Please note that here the text is about sent control packets, not received control packets.

But according to the spec, you are free to send the PINGREQ any time you want. So if you don't want to base the keepalive mechanism solely on sent control packets (you want to be sure that the MQTT server is capable to respond all the time), you may also send the PINGREQ if you've not seen any reply from the server recently. Then something like this may fix the issue (diff against v1.0.12):

diff --git a/lib/paho_mqtt/connection_helper.rb b/lib/paho_mqtt/connection_helper.rb
index 00a7de3..99f0107 100644
--- a/lib/paho_mqtt/connection_helper.rb
+++ b/lib/paho_mqtt/connection_helper.rb
@@ -145,7 +145,7 @@ module PahoMqtt

     def check_keep_alive(persistent, last_ping_resp, keep_alive)
       now = Time.now
-      timeout_req = (@sender.last_ping_req + (keep_alive * 0.7).ceil)
+      timeout_req = [@sender.last_ping_req, @handler.last_ping_resp].min + (keep_alive * 0.7).ceil
       if timeout_req <= now && persistent
         PahoMqtt.logger.debug("Checking if server is still alive...") if PahoMqtt.logger?
         @sender.send_pingreq
p-goudet commented 6 years ago

@oldgreen Thank you very for raising this point. Including the request time in the updating process of the response time would prevent to some periodic disconnect. I am reviewing this solution and I would surely add it in the next version.

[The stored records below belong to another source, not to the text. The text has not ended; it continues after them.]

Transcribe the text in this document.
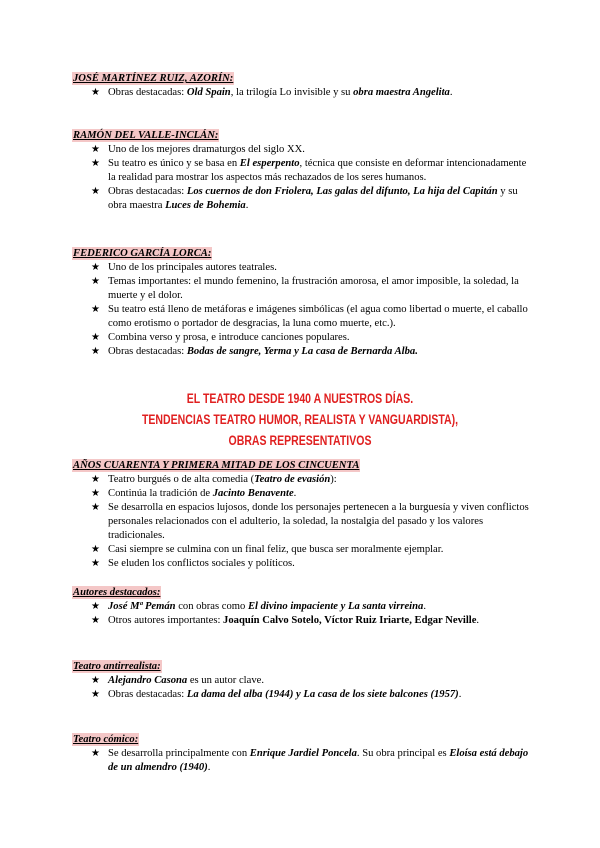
JOSÉ MARTÍNEZ RUIZ, AZORÍN:
★ Obras destacadas: Old Spain, la trilogía Lo invisible y su obra maestra Angelita.
RAMÓN DEL VALLE-INCLÁN:
★ Uno de los mejores dramaturgos del siglo XX.
★ Su teatro es único y se basa en El esperpento, técnica que consiste en deformar intencionadamente la realidad para mostrar los aspectos más rechazados de los seres humanos.
★ Obras destacadas: Los cuernos de don Friolera, Las galas del difunto, La hija del Capitán y su obra maestra Luces de Bohemia.
FEDERICO GARCÍA LORCA:
★ Uno de los principales autores teatrales.
★ Temas importantes: el mundo femenino, la frustración amorosa, el amor imposible, la soledad, la muerte y el dolor.
★ Su teatro está lleno de metáforas e imágenes simbólicas (el agua como libertad o muerte, el caballo como erotismo o portador de desgracias, la luna como muerte, etc.).
★ Combina verso y prosa, e introduce canciones populares.
★ Obras destacadas: Bodas de sangre, Yerma y La casa de Bernarda Alba.
EL TEATRO DESDE 1940 A NUESTROS DÍAS.
TENDENCIAS TEATRO HUMOR, REALISTA Y VANGUARDISTA),
OBRAS REPRESENTATIVOS
AÑOS CUARENTA Y PRIMERA MITAD DE LOS CINCUENTA
★ Teatro burgués o de alta comedia (Teatro de evasión):
★ Continúa la tradición de Jacinto Benavente.
★ Se desarrolla en espacios lujosos, donde los personajes pertenecen a la burguesía y viven conflictos personales relacionados con el adulterio, la soledad, la nostalgia del pasado y los valores tradicionales.
★ Casi siempre se culmina con un final feliz, que busca ser moralmente ejemplar.
★ Se eluden los conflictos sociales y políticos.
Autores destacados:
★ José Mª Pemán con obras como El divino impaciente y La santa virreina.
★ Otros autores importantes: Joaquín Calvo Sotelo, Víctor Ruiz Iriarte, Edgar Neville.
Teatro antirrealista:
★ Alejandro Casona es un autor clave.
★ Obras destacadas: La dama del alba (1944) y La casa de los siete balcones (1957).
Teatro cómico:
★ Se desarrolla principalmente con Enrique Jardiel Poncela. Su obra principal es Eloísa está debajo de un almendro (1940).
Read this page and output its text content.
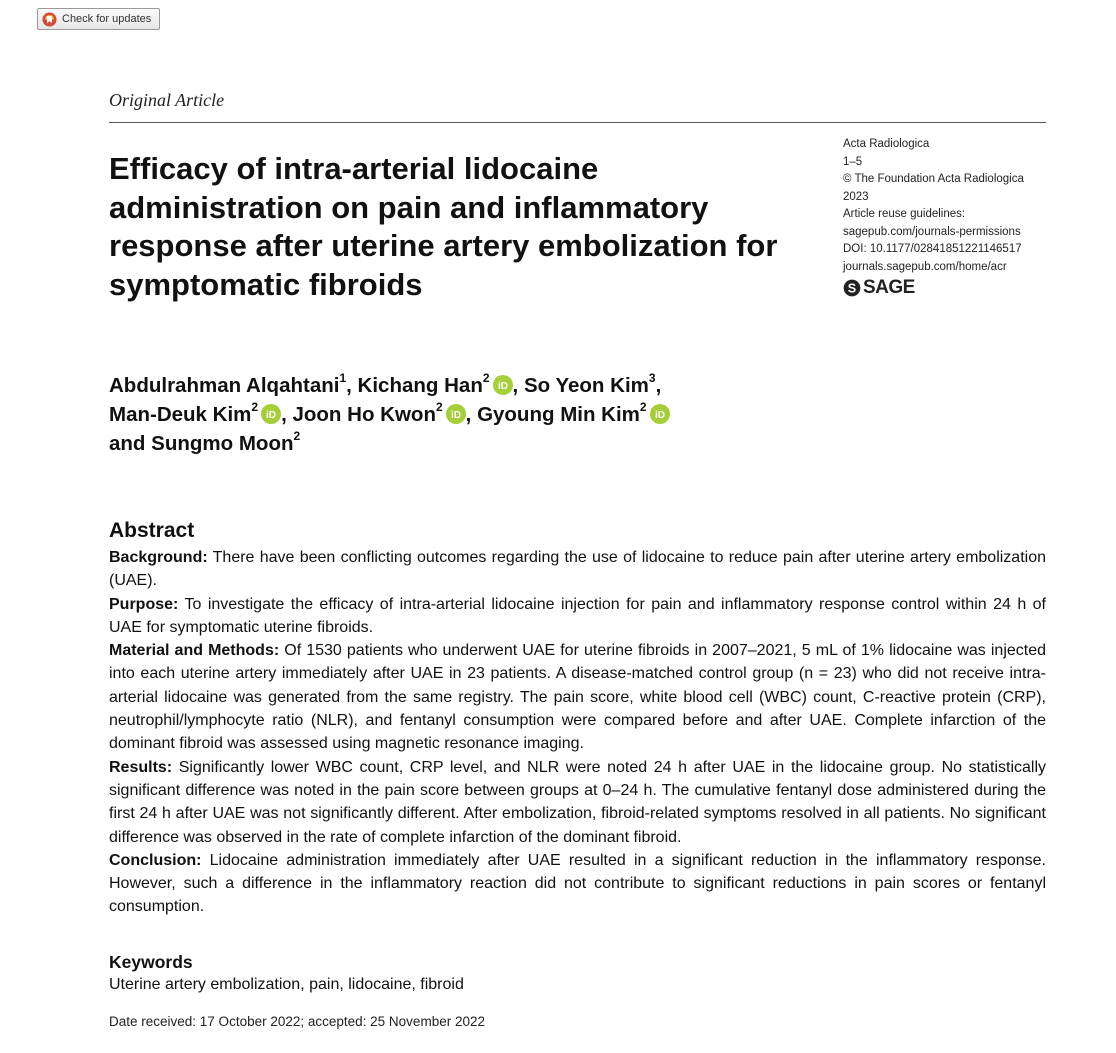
Check for updates
Original Article
Efficacy of intra-arterial lidocaine administration on pain and inflammatory response after uterine artery embolization for symptomatic fibroids
Acta Radiologica
1–5
© The Foundation Acta Radiologica
2023
Article reuse guidelines:
sagepub.com/journals-permissions
DOI: 10.1177/02841851221146517
journals.sagepub.com/home/acr
S SAGE
Abdulrahman Alqahtani$^1$, Kichang Han$^2$
iD , So Yeon Kim$^3$,
Man-Deuk Kim$^2$
iD , Joon Ho Kwon$^2$
iD , Gyoung Min Kim$^2$
iD

and Sungmo Moon$^2$
Abstract

Background: There have been conflicting outcomes regarding the use of lidocaine to reduce pain after uterine artery embolization (UAE).

Purpose: To investigate the efficacy of intra-arterial lidocaine injection for pain and inflammatory response control within 24 h of UAE for symptomatic uterine fibroids.

Material and Methods: Of 1530 patients who underwent UAE for uterine fibroids in 2007–2021, 5 mL of 1% lidocaine was injected into each uterine artery immediately after UAE in 23 patients. A disease-matched control group (n = 23) who did not receive intra-arterial lidocaine was generated from the same registry. The pain score, white blood cell (WBC) count, C-reactive protein (CRP), neutrophil/lymphocyte ratio (NLR), and fentanyl consumption were compared before and after UAE. Complete infarction of the dominant fibroid was assessed using magnetic resonance imaging.

Results: Significantly lower WBC count, CRP level, and NLR were noted 24 h after UAE in the lidocaine group. No statistically significant difference was noted in the pain score between groups at 0–24 h. The cumulative fentanyl dose administered during the first 24 h after UAE was not significantly different. After embolization, fibroid-related symptoms resolved in all patients. No significant difference was observed in the rate of complete infarction of the dominant fibroid.

Conclusion: Lidocaine administration immediately after UAE resulted in a significant reduction in the inflammatory response. However, such a difference in the inflammatory reaction did not contribute to significant reductions in pain scores or fentanyl consumption.

Keywords
Uterine artery embolization, pain, lidocaine, fibroid
Date received: 17 October 2022; accepted: 25 November 2022
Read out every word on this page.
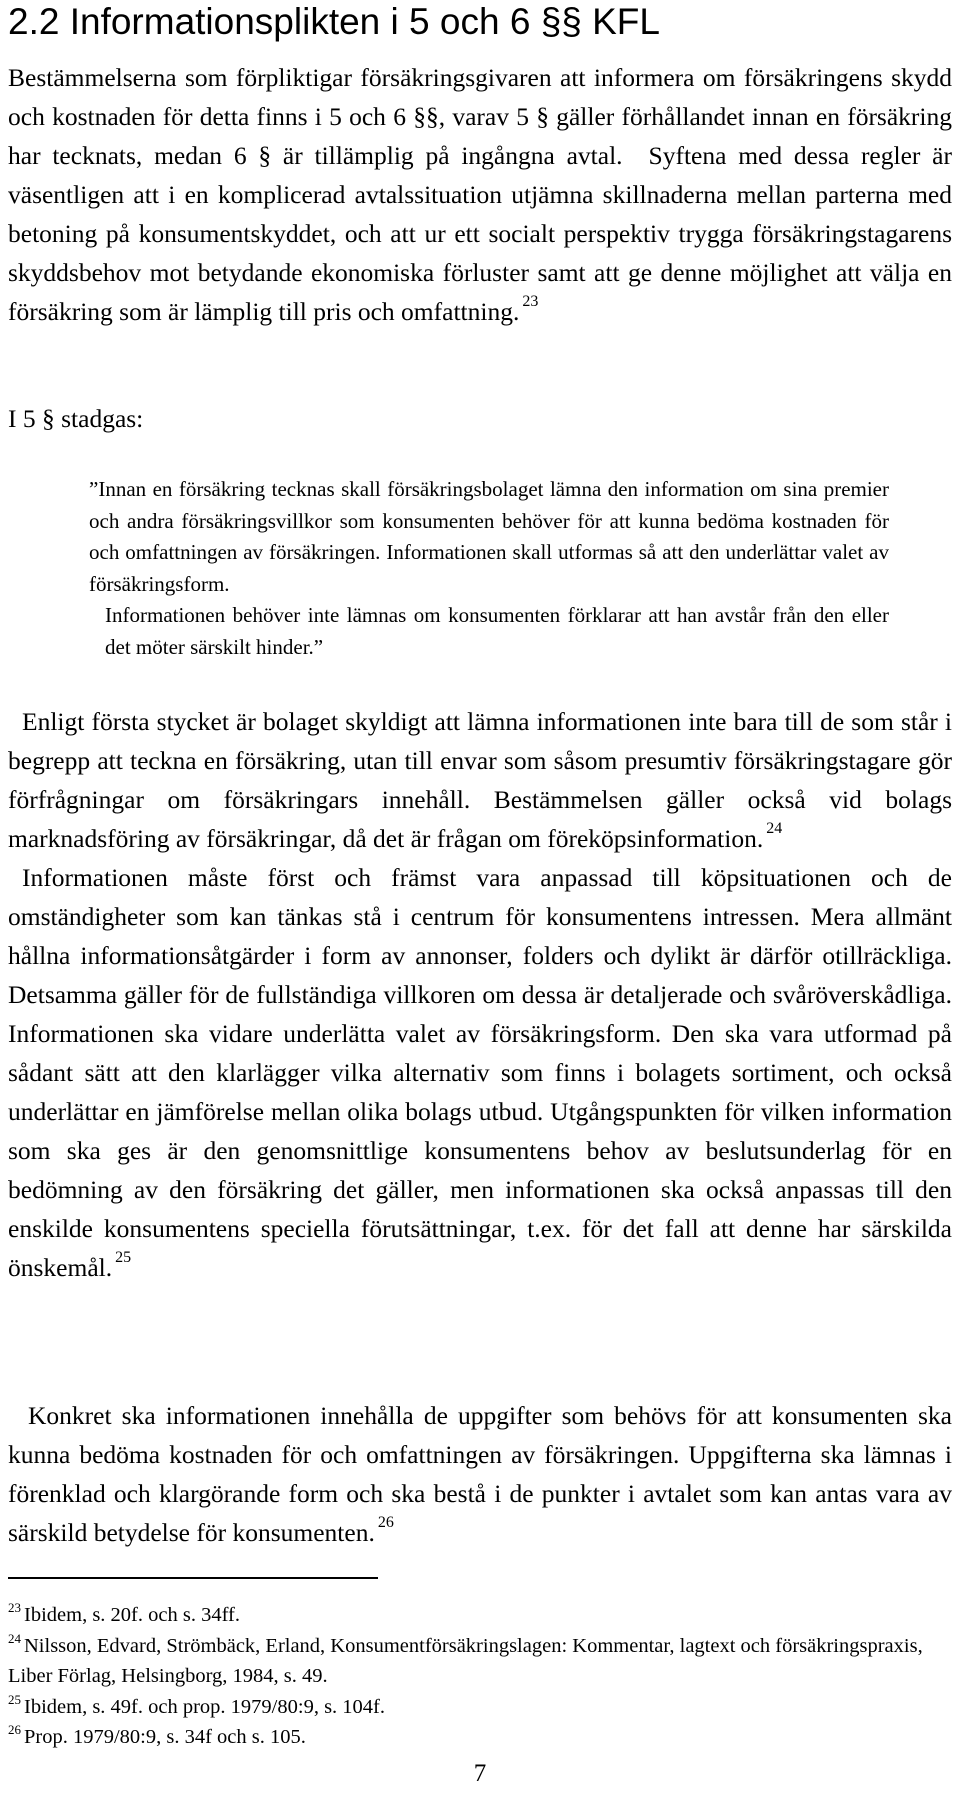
2.2 Informationsplikten i 5 och 6 §§ KFL

Bestämmelserna som förpliktigar försäkringsgivaren att informera om försäkringens skydd och kostnaden för detta finns i 5 och 6 §§, varav 5 § gäller förhållandet innan en försäkring har tecknats, medan 6 § är tillämplig på ingångna avtal. Syftena med dessa regler är väsentligen att i en komplicerad avtalssituation utjämna skillnaderna mellan parterna med betoning på konsumentskyddet, och att ur ett socialt perspektiv trygga försäkringstagarens skyddsbehov mot betydande ekonomiska förluster samt att ge denne möjlighet att välja en försäkring som är lämplig till pris och omfattning. $^{23}$

I 5 § stadgas:

”Innan en försäkring tecknas skall försäkringsbolaget lämna den information om sina premier och andra försäkringsvillkor som konsumenten behöver för att kunna bedöma kostnaden för och omfattningen av försäkringen. Informationen skall utformas så att den underlättar valet av försäkringsform.
Informationen behöver inte lämnas om konsumenten förklarar att han avstår från den eller det möter särskilt hinder.”

Enligt första stycket är bolaget skyldigt att lämna informationen inte bara till de som står i begrepp att teckna en försäkring, utan till envar som såsom presumtiv försäkringstagare gör förfrågningar om försäkringars innehåll. Bestämmelsen gäller också vid bolags marknadsföring av försäkringar, då det är frågan om föreköpsinformation. $^{24}$
Informationen måste först och främst vara anpassad till köpsituationen och de omständigheter som kan tänkas stå i centrum för konsumentens intressen. Mera allmänt hållna informationsåtgärder i form av annonser, folders och dylikt är därför otillräckliga. Detsamma gäller för de fullständiga villkoren om dessa är detaljerade och svåröverskådliga. Informationen ska vidare underlätta valet av försäkringsform. Den ska vara utformad på sådant sätt att den klarlägger vilka alternativ som finns i bolagets sortiment, och också underlättar en jämförelse mellan olika bolags utbud. Utgångspunkten för vilken information som ska ges är den genomsnittlige konsumentens behov av beslutsunderlag för en bedömning av den försäkring det gäller, men informationen ska också anpassas till den enskilde konsumentens speciella förutsättningar, t.ex. för det fall att denne har särskilda önskemål. $^{25}$

Konkret ska informationen innehålla de uppgifter som behövs för att konsumenten ska kunna bedöma kostnaden för och omfattningen av försäkringen. Uppgifterna ska lämnas i förenklad och klargörande form och ska bestå i de punkter i avtalet som kan antas vara av särskild betydelse för konsumenten. $^{26}$

$^{23}$ Ibidem, s. 20f. och s. 34ff.
$^{24}$ Nilsson, Edvard, Strömbäck, Erland, Konsumentförsäkringslagen: Kommentar, lagtext och försäkringspraxis, Liber Förlag, Helsingborg, 1984, s. 49.
$^{25}$ Ibidem, s. 49f. och prop. 1979/80:9, s. 104f.
$^{26}$ Prop. 1979/80:9, s. 34f och s. 105.

7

oldgreen commented 6 years ago

@p-goudet there is one more thing to consider with the patch i've proposed in my previous comment: there is a risk of sending pings in a rapid succession if the server does not respond quickly to the first one or the network/connection is otherwise slow. This is because the client.mqtt_loop is tight. I've tested the patch with a setup where the server (mosquitto) is on the same host and there I see only one ping/resp at a time though ...

EDIT: I wrote:

This is because the client.mqtt_loop is tight.

But I meant: This is because the client.mqtt_loop is run in a tight loop.

arizz96 commented 5 years ago

@p-goudet any news here? Is it fixed now?